Vladimir Poutine en meeting en Crimée le 14 mars célébrant les quatre ans du référendum qui a suivi la prise de contrôle du territoire par les forces spéciales russes. / MARIA TURCHENKOVA POUR LE MONDE

La dernière fois que les habitants de Crimée se sont rendus aux urnes pour une élection présidentielle, c’était en 2010, pour élire l’Ukrainien Viktor Ianoukovitch. Ce mercredi 14 mars, quelques milliers d’entre eux se sont rassemblés sur le port de Sébastopol pour écouter Vladimir Poutine, candidat à sa propre succession lors de la présidentielle russe, fixée précisément le 18 mars, jour « anniversaire » de l’annexion de la péninsule ukrainienne par la Russie, ratifiée au Kremlin il y a quatre ans, le 18 mars 2014.

L’attente, meublée par des groupes musicaux russes, a été longue sur cette place Nakhimov, avant que le chef du Kremlin surgisse en début de soirée sur la scène pour s’adresser à la foule, pendant moins de deux minutes. « Il y a quatre ans, vous avez pris une décision historique », a-t-il lancé en s’appuyant sur le référendum organisé le 16 mars 2014, non reconnu par la communauté internationale, qui a suivi la prise de contrôle du territoire par les forces spéciales russes. « Vous avez montré au monde entier ce qu’est une vraie démocratie et non une démocratie de façade », a poursuivi Vladimir Poutine, avant de lancer, le geste accompagnant la parole : « Je vous serre fort dans mes bras. » Puis il s’en est allé.

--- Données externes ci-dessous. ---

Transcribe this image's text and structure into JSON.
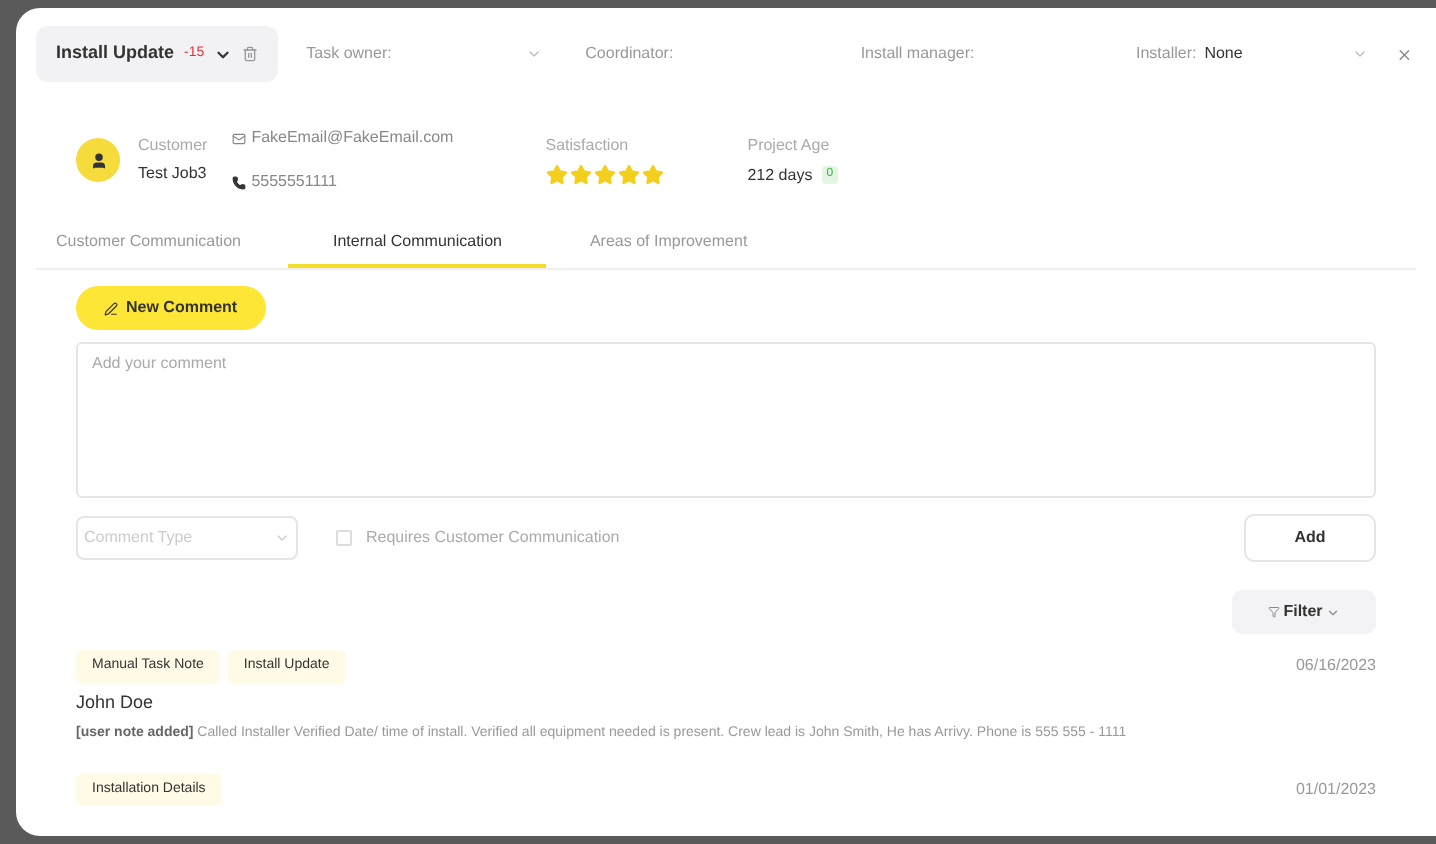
{
  "header": {
    "task": "Install Update",
    "overdue": "-15",
    "fields": [
      {
        "label": "Task owner:"
      },
      {
        "label": "Coordinator:"
      },
      {
        "label": "Install manager:"
      },
      {
        "label": "Installer:",
        "value": "None"
      }
    ]
  },
  "customer": {
    "label": "Customer",
    "name": "Test Job3",
    "email": "FakeEmail@FakeEmail.com",
    "phone": "5555551111"
  },
  "satisfaction": {
    "label": "Satisfaction",
    "stars": 5
  },
  "project_age": {
    "label": "Project Age",
    "value": "212 days",
    "badge": "0"
  },
  "tabs": [
    {
      "label": "Customer Communication",
      "selected": false
    },
    {
      "label": "Internal Communication",
      "selected": true
    },
    {
      "label": "Areas of Improvement",
      "selected": false
    }
  ],
  "new_comment": "New Comment",
  "comment": {
    "placeholder": "Add your comment"
  },
  "comment_type": {
    "placeholder": "Comment Type"
  },
  "requires_customer": {
    "label": "Requires Customer Communication",
    "checked": false
  },
  "add": "Add",
  "filter": "Filter",
  "comments": [
    {
      "tags": [
        "Manual Task Note",
        "Install Update"
      ],
      "date": "06/16/2023",
      "author": "John Doe",
      "text": "**[user note added]** Called Installer Verified Date/ time of install. Verified all equipment needed is present. Crew lead is John Smith, He has Arrivy. Phone is 555 555 - 1111"
    },
    {
      "tags": [
        "Installation Details"
      ],
      "date": "01/01/2023"
    }
  ]
}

Pas un mot sur l’affaire Skripal, du nom de l’ancien colonel du GRU, le renseignement militaire russe, empoisonné, ainsi que sa fille, sur le sol britannique. Rien sur les soupçons qui pèsent sur Moscou après cette tentative d’assassinat par un gaz innervant ni sur les sanctions annoncées par Londres, mercredi 14 mars. Seul le ministère des affaires étrangères russe a réagi en dénonçant une « provocation grossière sans précédent » et « antirusse ».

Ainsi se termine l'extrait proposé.